There has been a severe recession and, with it, a terrible toll in lost jobs and diminished confidence.
There is increasing distrust of a Congress that seems unable to deal effectively with our most serious problems. The cynicism about our political system is likely to be profoundly magnified as a result of the Supreme Court decision to allow unlimited and uncontrolled direct political advertising by corporations and unions (and others) in congressional and presidential elections.
The countries of the world, including the United States, appear unwilling to take the necessary actions to avoid catastrophic consequences of global climate change.

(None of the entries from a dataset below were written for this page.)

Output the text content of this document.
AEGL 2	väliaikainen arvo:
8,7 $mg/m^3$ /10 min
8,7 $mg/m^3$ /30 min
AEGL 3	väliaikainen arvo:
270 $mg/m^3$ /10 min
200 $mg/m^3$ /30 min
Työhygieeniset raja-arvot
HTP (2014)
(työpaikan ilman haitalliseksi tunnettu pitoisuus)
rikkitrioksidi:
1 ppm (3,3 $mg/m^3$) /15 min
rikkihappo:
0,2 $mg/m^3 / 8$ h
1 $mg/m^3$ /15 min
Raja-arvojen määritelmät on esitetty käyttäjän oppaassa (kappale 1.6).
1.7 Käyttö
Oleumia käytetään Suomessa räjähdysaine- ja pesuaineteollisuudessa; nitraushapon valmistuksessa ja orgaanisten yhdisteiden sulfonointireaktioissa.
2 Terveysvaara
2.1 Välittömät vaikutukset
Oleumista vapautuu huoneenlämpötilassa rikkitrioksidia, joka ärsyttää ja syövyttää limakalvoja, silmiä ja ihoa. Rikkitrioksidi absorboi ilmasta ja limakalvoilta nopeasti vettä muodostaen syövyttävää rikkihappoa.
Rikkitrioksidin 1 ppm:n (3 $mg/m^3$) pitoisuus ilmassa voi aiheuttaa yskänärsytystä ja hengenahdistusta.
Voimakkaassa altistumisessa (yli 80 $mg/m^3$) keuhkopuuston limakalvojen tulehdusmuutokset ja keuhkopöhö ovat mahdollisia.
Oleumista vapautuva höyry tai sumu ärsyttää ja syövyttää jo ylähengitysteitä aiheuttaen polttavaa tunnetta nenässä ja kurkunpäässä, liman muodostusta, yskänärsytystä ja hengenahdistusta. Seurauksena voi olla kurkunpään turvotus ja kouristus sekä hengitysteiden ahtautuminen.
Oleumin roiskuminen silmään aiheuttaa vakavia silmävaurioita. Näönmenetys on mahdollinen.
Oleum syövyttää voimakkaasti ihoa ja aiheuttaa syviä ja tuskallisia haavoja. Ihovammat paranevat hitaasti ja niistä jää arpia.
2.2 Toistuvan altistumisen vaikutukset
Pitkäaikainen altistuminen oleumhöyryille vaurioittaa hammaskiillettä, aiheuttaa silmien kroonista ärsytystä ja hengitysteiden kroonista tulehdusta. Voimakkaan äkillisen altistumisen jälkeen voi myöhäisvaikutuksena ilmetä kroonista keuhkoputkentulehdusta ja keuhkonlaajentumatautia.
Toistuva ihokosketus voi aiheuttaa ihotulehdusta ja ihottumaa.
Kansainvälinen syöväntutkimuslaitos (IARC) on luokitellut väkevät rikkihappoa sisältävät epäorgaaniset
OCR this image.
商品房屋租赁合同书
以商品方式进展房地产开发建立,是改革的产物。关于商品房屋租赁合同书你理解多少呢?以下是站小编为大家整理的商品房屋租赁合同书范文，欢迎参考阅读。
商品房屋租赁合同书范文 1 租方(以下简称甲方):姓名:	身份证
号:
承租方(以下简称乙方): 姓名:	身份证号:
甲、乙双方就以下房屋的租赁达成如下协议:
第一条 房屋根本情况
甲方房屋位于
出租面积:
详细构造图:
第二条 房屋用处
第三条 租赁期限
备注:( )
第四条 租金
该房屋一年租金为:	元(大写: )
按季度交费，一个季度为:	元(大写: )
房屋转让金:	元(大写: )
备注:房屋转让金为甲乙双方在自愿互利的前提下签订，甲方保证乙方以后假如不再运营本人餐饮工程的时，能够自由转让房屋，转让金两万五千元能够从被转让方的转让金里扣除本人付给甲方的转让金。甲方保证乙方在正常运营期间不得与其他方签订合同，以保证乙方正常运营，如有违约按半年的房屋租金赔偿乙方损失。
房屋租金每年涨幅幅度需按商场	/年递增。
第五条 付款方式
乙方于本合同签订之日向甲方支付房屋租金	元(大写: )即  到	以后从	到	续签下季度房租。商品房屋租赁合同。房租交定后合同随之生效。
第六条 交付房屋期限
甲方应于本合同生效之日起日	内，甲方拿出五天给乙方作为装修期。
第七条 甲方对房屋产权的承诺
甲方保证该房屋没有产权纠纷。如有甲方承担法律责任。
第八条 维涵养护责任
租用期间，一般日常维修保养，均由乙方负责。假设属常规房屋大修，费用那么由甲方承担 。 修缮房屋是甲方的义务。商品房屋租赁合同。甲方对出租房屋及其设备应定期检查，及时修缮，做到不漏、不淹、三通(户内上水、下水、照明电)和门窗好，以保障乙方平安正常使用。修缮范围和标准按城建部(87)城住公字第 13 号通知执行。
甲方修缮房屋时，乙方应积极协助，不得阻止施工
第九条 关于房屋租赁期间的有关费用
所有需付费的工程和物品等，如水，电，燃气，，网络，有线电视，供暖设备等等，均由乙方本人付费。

We are told that unless health care costs are contained, our healthcare system will eventually bankrupt the country. Yet, despite an extended and acrimonious debate, there is nothing to suggest our government has figured out a way to cope with or prevent this looming disaster.

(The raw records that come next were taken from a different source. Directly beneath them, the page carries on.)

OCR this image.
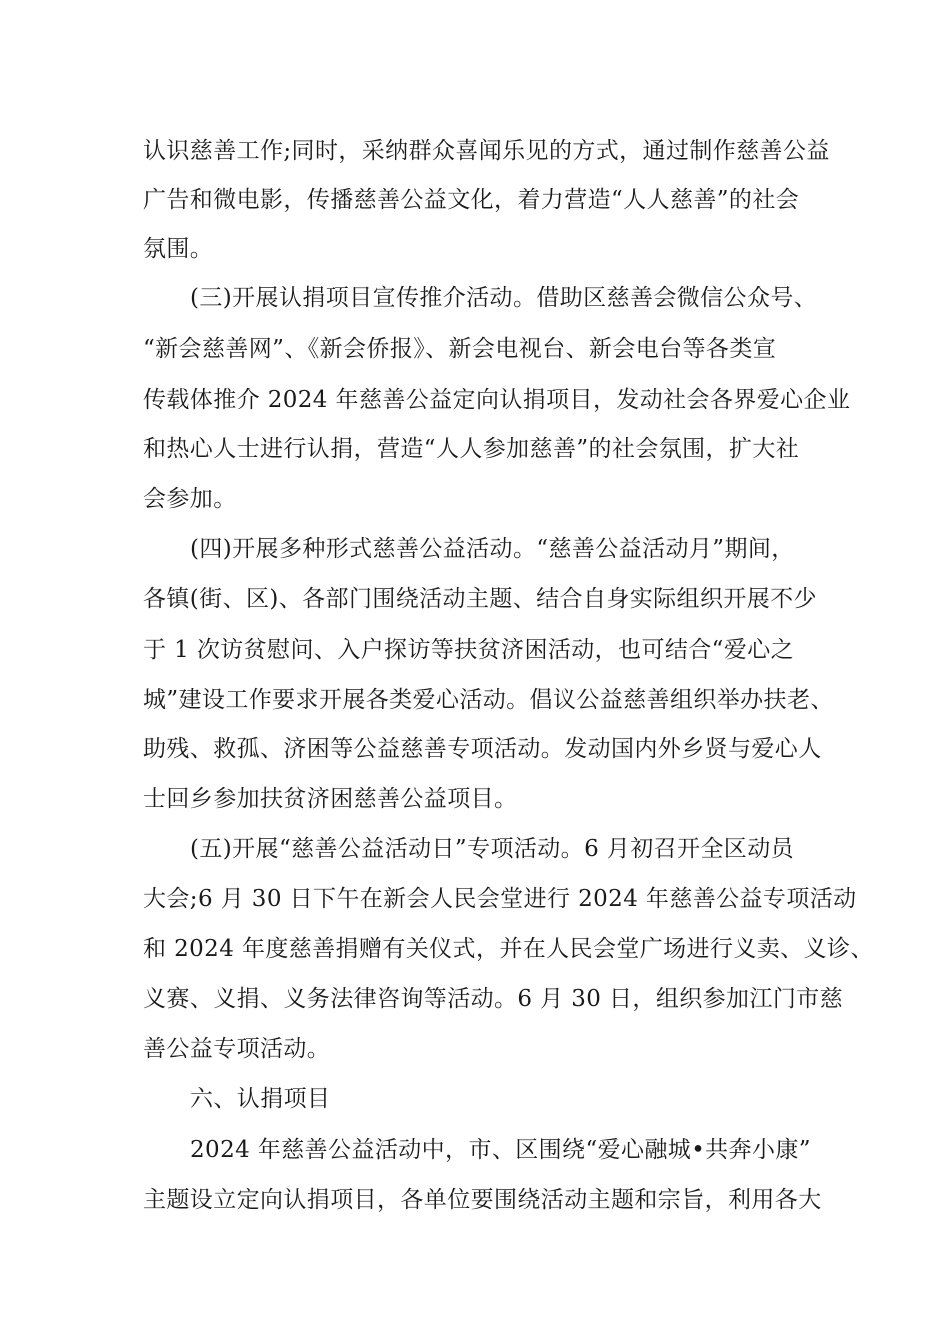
认识慈善工作;同时，采纳群众喜闻乐见的方式，通过制作慈善公益
广告和微电影，传播慈善公益文化，着力营造“人人慈善”的社会
氛围。
(三)开展认捐项目宣传推介活动。借助区慈善会微信公众号、
“新会慈善网”、《新会侨报》、新会电视台、新会电台等各类宣
传载体推介 2024 年慈善公益定向认捐项目，发动社会各界爱心企业
和热心人士进行认捐，营造“人人参加慈善”的社会氛围，扩大社
会参加。
(四)开展多种形式慈善公益活动。“慈善公益活动月”期间，
各镇(街、区)、各部门围绕活动主题、结合自身实际组织开展不少
于 1 次访贫慰问、入户探访等扶贫济困活动，也可结合“爱心之
城”建设工作要求开展各类爱心活动。倡议公益慈善组织举办扶老、
助残、救孤、济困等公益慈善专项活动。发动国内外乡贤与爱心人
士回乡参加扶贫济困慈善公益项目。
(五)开展“慈善公益活动日”专项活动。6 月初召开全区动员
大会;6 月 30 日下午在新会人民会堂进行 2024 年慈善公益专项活动
和 2024 年度慈善捐赠有关仪式，并在人民会堂广场进行义卖、义诊、
义赛、义捐、义务法律咨询等活动。6 月 30 日，组织参加江门市慈
善公益专项活动。
六、认捐项目
2024 年慈善公益活动中，市、区围绕“爱心融城•共奔小康”
主题设立定向认捐项目，各单位要围绕活动主题和宗旨，利用各大
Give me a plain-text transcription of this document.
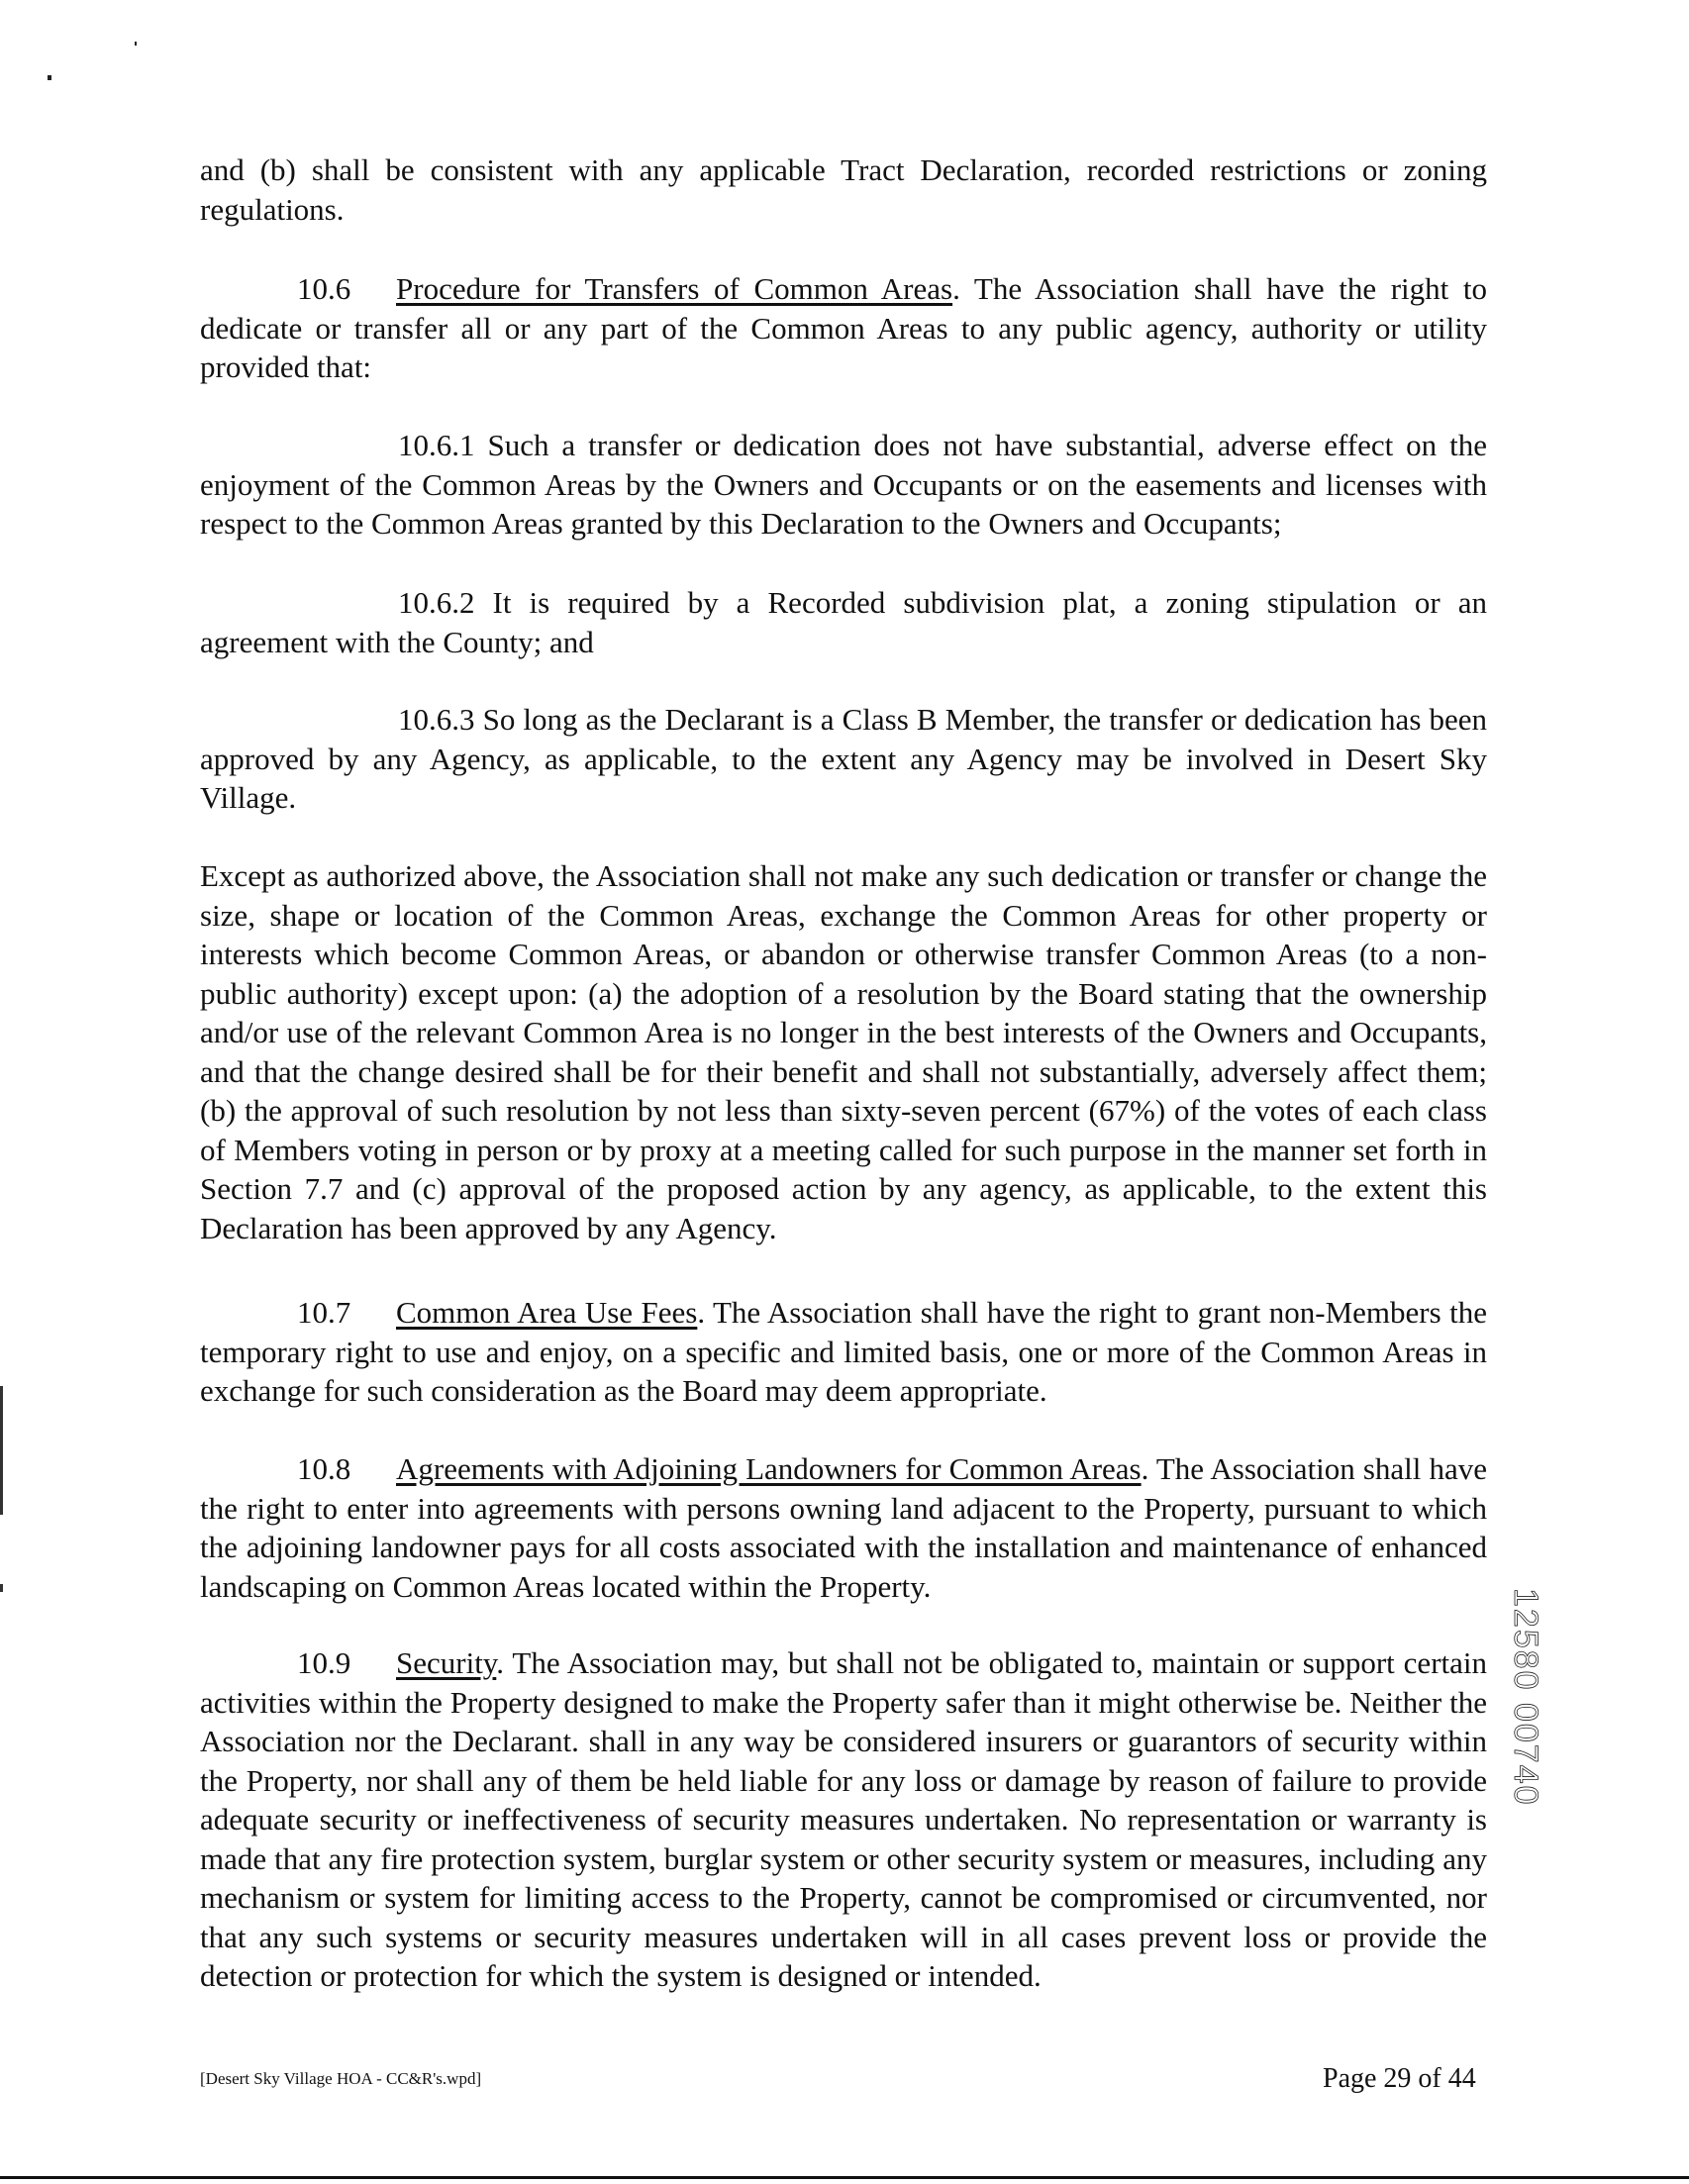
and (b) shall be consistent with any applicable Tract Declaration, recorded restrictions or zoning regulations.
10.6 Procedure for Transfers of Common Areas. The Association shall have the right to dedicate or transfer all or any part of the Common Areas to any public agency, authority or utility provided that:
10.6.1 Such a transfer or dedication does not have substantial, adverse effect on the enjoyment of the Common Areas by the Owners and Occupants or on the easements and licenses with respect to the Common Areas granted by this Declaration to the Owners and Occupants;
10.6.2 It is required by a Recorded subdivision plat, a zoning stipulation or an agreement with the County; and
10.6.3 So long as the Declarant is a Class B Member, the transfer or dedication has been approved by any Agency, as applicable, to the extent any Agency may be involved in Desert Sky Village.
Except as authorized above, the Association shall not make any such dedication or transfer or change the size, shape or location of the Common Areas, exchange the Common Areas for other property or interests which become Common Areas, or abandon or otherwise transfer Common Areas (to a non-public authority) except upon: (a) the adoption of a resolution by the Board stating that the ownership and/or use of the relevant Common Area is no longer in the best interests of the Owners and Occupants, and that the change desired shall be for their benefit and shall not substantially, adversely affect them; (b) the approval of such resolution by not less than sixty-seven percent (67%) of the votes of each class of Members voting in person or by proxy at a meeting called for such purpose in the manner set forth in Section 7.7 and (c) approval of the proposed action by any agency, as applicable, to the extent this Declaration has been approved by any Agency.
10.7 Common Area Use Fees. The Association shall have the right to grant non-Members the temporary right to use and enjoy, on a specific and limited basis, one or more of the Common Areas in exchange for such consideration as the Board may deem appropriate.
10.8 Agreements with Adjoining Landowners for Common Areas. The Association shall have the right to enter into agreements with persons owning land adjacent to the Property, pursuant to which the adjoining landowner pays for all costs associated with the installation and maintenance of enhanced landscaping on Common Areas located within the Property.
10.9 Security. The Association may, but shall not be obligated to, maintain or support certain activities within the Property designed to make the Property safer than it might otherwise be. Neither the Association nor the Declarant. shall in any way be considered insurers or guarantors of security within the Property, nor shall any of them be held liable for any loss or damage by reason of failure to provide adequate security or ineffectiveness of security measures undertaken. No representation or warranty is made that any fire protection system, burglar system or other security system or measures, including any mechanism or system for limiting access to the Property, cannot be compromised or circumvented, nor that any such systems or security measures undertaken will in all cases prevent loss or provide the detection or protection for which the system is designed or intended.
[Desert Sky Village HOA - CC&R's.wpd]	Page 29 of 44
12580 00740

I fear we are now in great danger of a large percentage of the public having their hopes for the future battered, being overwhelmed by feelings of hopelessness in regard to our ability to cope with the major problems facing the society. If that occurs, there are substantial societal and individual consequences.
* There will be a dramatic increase in the frequency and severity of anxiety and depression.
* There will be a much greater focus on hedonism with increased risk taking and pleasure seeking, including the use of mind-altering drugs, both legal and illegal (alcohol included).
* There will be little attention paid to preventing or mitigating future problems and threats; politicians, even more than now, will focus almost entirely on present issues, thereby making the future even more bleak.
* The depression epidemic will have physical and other consequences with increased incidence of suicide and heart attacks, marital discord, inability to function effectively, and overeating (a well known response to depression) that will exacerbate our obesity and diabetes epidemics.
Make no mistake about it. Loss of faith in the future is very serious business – if widespread enough, it is society threatening. There is, in my judgement, only one preventive: people, especially young adults, must be convinced that we as a society are still meliorist, that is able to solve the major problems facing us by the dint of our own efforts. That, in turn, means our politicians and leaders must give the perception they are approaching major issues in potentially effective fashion. To do so, they must know when to use and how to use what I have called societally-connected systems thinking. That is why I wrote the book “reThink: A Twenty-First Century Approach to Preventing Societal Catastrophes.”
---------------------- end quote from Donald Louria
So stay positive - or else!
In my opinion, Louria's book is not aimed at the popular reader, but at experts and decision-makers. Someone needs to go through it a popularize his main thesis. Any volunteers?